Sadece LitRes`te okuyun

Kitap dosya olarak indirilemez ancak uygulamamız üzerinden veya online olarak web sitemizden okunabilir.

Kitabı oku: «Üç Silahşörler», sayfa 3

Yazı tipi:

Dartanyan, her ne kadar saray kaidelerine yabancı olsa da bu teklifteki ufak soğukluğu fark etti.

“Maalesef beyefendi.” dedi. “Babamın size sunmam için bana verdiği tavsiye mektubunu kaybettim. Bunun için çok üzgünüm.”

“Buna gerçekten şaşırdım.” diye cevap verdi Treville. “Böylesi bir yolculuğa gereken belgeler olmadan çıkmana şaşırdım yani. Bizim gibi fakir Bearnlülerin elinde başka ne vardır ki?”

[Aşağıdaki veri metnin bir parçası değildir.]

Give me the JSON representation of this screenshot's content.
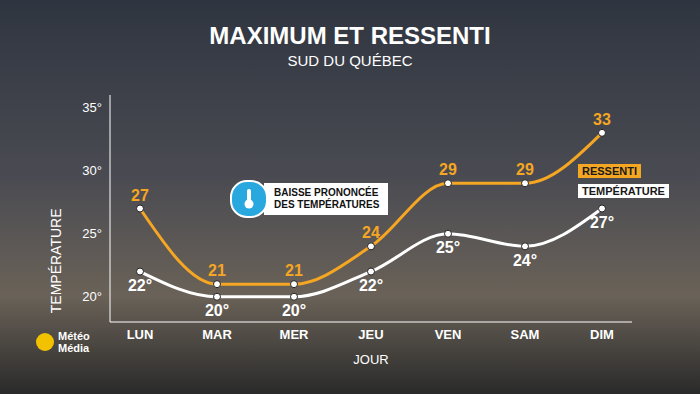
{
  "chart_data": {
    "type": "line",
    "title": "MAXIMUM ET RESSENTI",
    "subtitle": "SUD DU QUÉBEC",
    "x_label": "JOUR",
    "y_label": "TEMPÉRATURE",
    "annotations": [
      "BAISSE PRONONCÉE DES TEMPÉRATURES"
    ],
    "source": "Météo Média",
    "categories": [
      "LUN",
      "MAR",
      "MER",
      "JEU",
      "VEN",
      "SAM",
      "DIM"
    ],
    "series": [
      {
        "name": "RESSENTI",
        "color": "#f5a623",
        "values": [
          27,
          21,
          21,
          24,
          29,
          29,
          33
        ],
        "marker": "circle",
        "line_style": "solid"
      },
      {
        "name": "TEMPÉRATURE",
        "color": "#ffffff",
        "values": [
          22,
          20,
          20,
          22,
          25,
          24,
          27
        ],
        "value_labels": [
          "22°",
          "20°",
          "20°",
          "22°",
          "25°",
          "24°",
          "27°"
        ],
        "marker": "circle",
        "line_style": "solid"
      }
    ],
    "ylim": [
      18,
      36
    ],
    "yticks": [
      {
        "value": 20,
        "label": "20°"
      },
      {
        "value": 25,
        "label": "25°"
      },
      {
        "value": 30,
        "label": "30°"
      },
      {
        "value": 35,
        "label": "35°"
      }
    ],
    "grid": false,
    "legend": "right",
    "data_labels": true
  }
}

“Elimde bir mektup vardı efendim. Tanrı’ya şükür tam da istediğim gibiydi hem de!” diye haykırdı Dartanyan. “Fakat kalleşçe çaldılar onu benden.”

Daha sonra Meung’da başından geçenleri anlattı, orada tanıdığı beyefendiyi en ufak ayrıntısına kadar, Treville’i memnun eden bir sıcaklık ve dürüstlükle tarif etti.

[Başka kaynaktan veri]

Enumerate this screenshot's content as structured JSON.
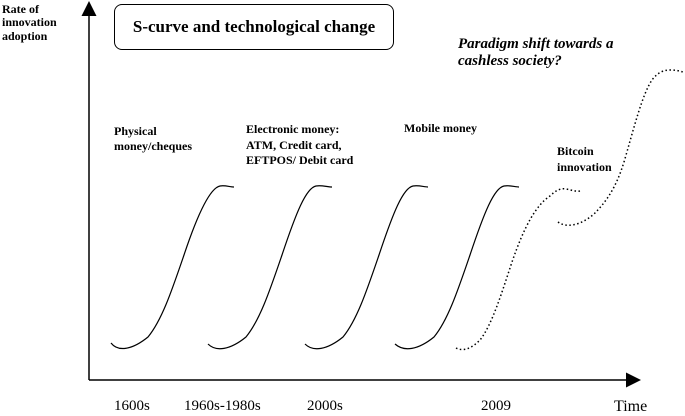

“Bu çok tuhaf.” dedi Mösyö de Treville bir dakika kadar düşündükten sonra. “Demek adımı yüksek sesle söyledin.”

“Evet, efendim. Bu akılsızlığı yaptım. Ama neden yapmayayım ki? Sizinki gibi bir isim bana yolculuğumda kalkan olur. Bu korumayı istiyor olmamı anlayabilirsiniz.”

Bu sözler Treville’in hoşuna gitmişti. Pohpohlanmayı o da Kral, hatta Kardinal kadar severdi. Memnuniyetini ortaya koyan tebessümü saklayamadı bile. Ne var ki bu tebessüm kısa süre sonra yok oldu. Ve konu Meung’da yaşananlara geldi.

“Söyleyin bana.” diye devam etti. “Bu adamın yanağında hafif bir yara izi var mıydı?”

“Evet.”

“Yakışıklı mıydı?”

“Evet.”

“İri yarıydı?”

“Evet.”

“Açık tenli ve kumraldı?”

“Evet, evet. Bu o! Peki bu adamı nereden tanıyorsunuz efendim? Eğer onu bir kez daha bulacak olursam ki bulacağım. Yemin ederim onu bulacağım, cehennemde olsa bile.”

“Bir kadını mı bekliyordu?” diye devam etti Treville.

“Beklediği kişiyle bir dakika kadar konuştuktan sonra derhâl oradan ayrıldı.”

“Konuşmanın konusunu biliyor musun?”

“Ona bir kutu verdi ve Londra’ya ulaşmadan açmamasını söyledi.”

“Kadın İngiliz miydi?”

“Ona ‘Milady’ diyordu.”

“O zaman bu o. Bu o olmalı!” diye homurdandı Treville. “Ben onun hâlâ Brüksel’de olduğunu zannediyordum.”

“Efendim, eğer bu adamın kim olduğunu biliyorsanız. Lütfen bana söyleyin. Nerede olduğunu da söyleyin. Sizden olan bütün ricalarımdan vazgeçerim. Hatta silahşor olma istediğimden bile vazgeçerim. Her şeyden önce intikam almak istiyorum çünkü.”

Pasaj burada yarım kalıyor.